The Group sets the amount of capital in proportion to risk. The Group manages the capital structure and makes adjustments to it in the light of changes in economic conditions and the risk characteristics of the underlying assets. In order to maintain or adjust capital structure, the Group may adjust the amount of dividends paid to shareholders, return capital to shareholders, purchase shares in the Company, issue new shares or sell assets to reduce debt.
The Group monitors capital based on the adjusted gearing ratio. This is calculated as net debt divided by adjusted capital. Net debt is calculated as total debt, per the statement of financial position, less cash and cash equivalents. Adjusted capital comprises total assets less cash and cash equivalents. The Group is not subject to any externally imposed capital requirements; however, the Directors intend to secure and utilise long-term borrowings of approximately 50% on average over time and not exceeding 65% of the Company's total assets.

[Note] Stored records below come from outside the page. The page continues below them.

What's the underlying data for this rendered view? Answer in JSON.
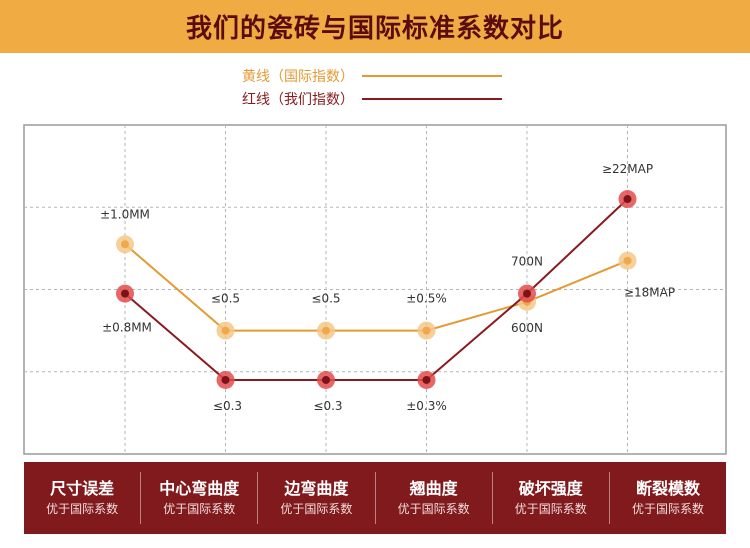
{
  "header": {
    "title": "我们的瓷砖与国际标准系数对比"
  },
  "legend": {
    "yellow": {
      "label": "黄线（国际指数）",
      "color": "#e49a33"
    },
    "red": {
      "label": "红线（我们指数）",
      "color": "#8a1a1e"
    }
  },
  "chart_data": {
    "type": "line",
    "categories": [
      "尺寸误差",
      "中心弯曲度",
      "边弯曲度",
      "翘曲度",
      "破坏强度",
      "断裂模数"
    ],
    "ylim": [
      0,
      4
    ],
    "grid": true,
    "series": [
      {
        "name": "黄线（国际指数）",
        "color": "#e49a33",
        "values": [
          2.55,
          1.5,
          1.5,
          1.5,
          1.85,
          2.35
        ],
        "labels": [
          "±1.0MM",
          "≤0.5",
          "≤0.5",
          "±0.5%",
          "600N",
          "≥18MAP"
        ]
      },
      {
        "name": "红线（我们指数）",
        "color": "#8a1a1e",
        "values": [
          1.95,
          0.9,
          0.9,
          0.9,
          1.95,
          3.1
        ],
        "labels": [
          "±0.8MM",
          "≤0.3",
          "≤0.3",
          "±0.3%",
          "700N",
          "≥22MAP"
        ]
      }
    ]
  },
  "footer": {
    "items": [
      {
        "title": "尺寸误差",
        "sub": "优于国际系数"
      },
      {
        "title": "中心弯曲度",
        "sub": "优于国际系数"
      },
      {
        "title": "边弯曲度",
        "sub": "优于国际系数"
      },
      {
        "title": "翘曲度",
        "sub": "优于国际系数"
      },
      {
        "title": "破坏强度",
        "sub": "优于国际系数"
      },
      {
        "title": "断裂模数",
        "sub": "优于国际系数"
      }
    ]
  }
}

The adjusted gearing ratios at 30 September 2018 and 30 September 2017 were as follows:
|
2018 |
2017 |
Total debt |
448,875 |
372,796 |
Less: cash and cash equivalents |
(18,888) |
(32,145) |
Net debt |
429,987 |
340,651 |
|
|
|
Total assets |
835,760 |
720,711 |
Less: cash and cash equivalents |
(18,888) |
(32,145) |
Adjusted capital |
816,872 |
688,565 |
|
|
|
Adjusted gearing ratio |
52.6% |
49.5% |
On 5 October 2018, one undeveloped site held by the Group with the benefit of a put option to the developer was sold to a third party because the development project was no longer proceeding. Total proceeds from the sale together with compensation from the developer amounted to £590,663 which covered all costs plus an annualised return of 5% for the holding period.
On 11 October 2018, the Group sold its leasehold property located in Harpenden. The sale price was £595,000, exceeding the net book value of £553,000 as at 30 September 2018. Following the sale, MedicX owned 165 investment properties.
On 10 December it was agreed with the Company's Investment Adviser that the investment adviser fee would be reduced with effect from 1 October 2018. The new arrangements will result in a £500,000 per annum saving until the Company's portfolio reaches a value of £1 billion, with tapering savings thereafter.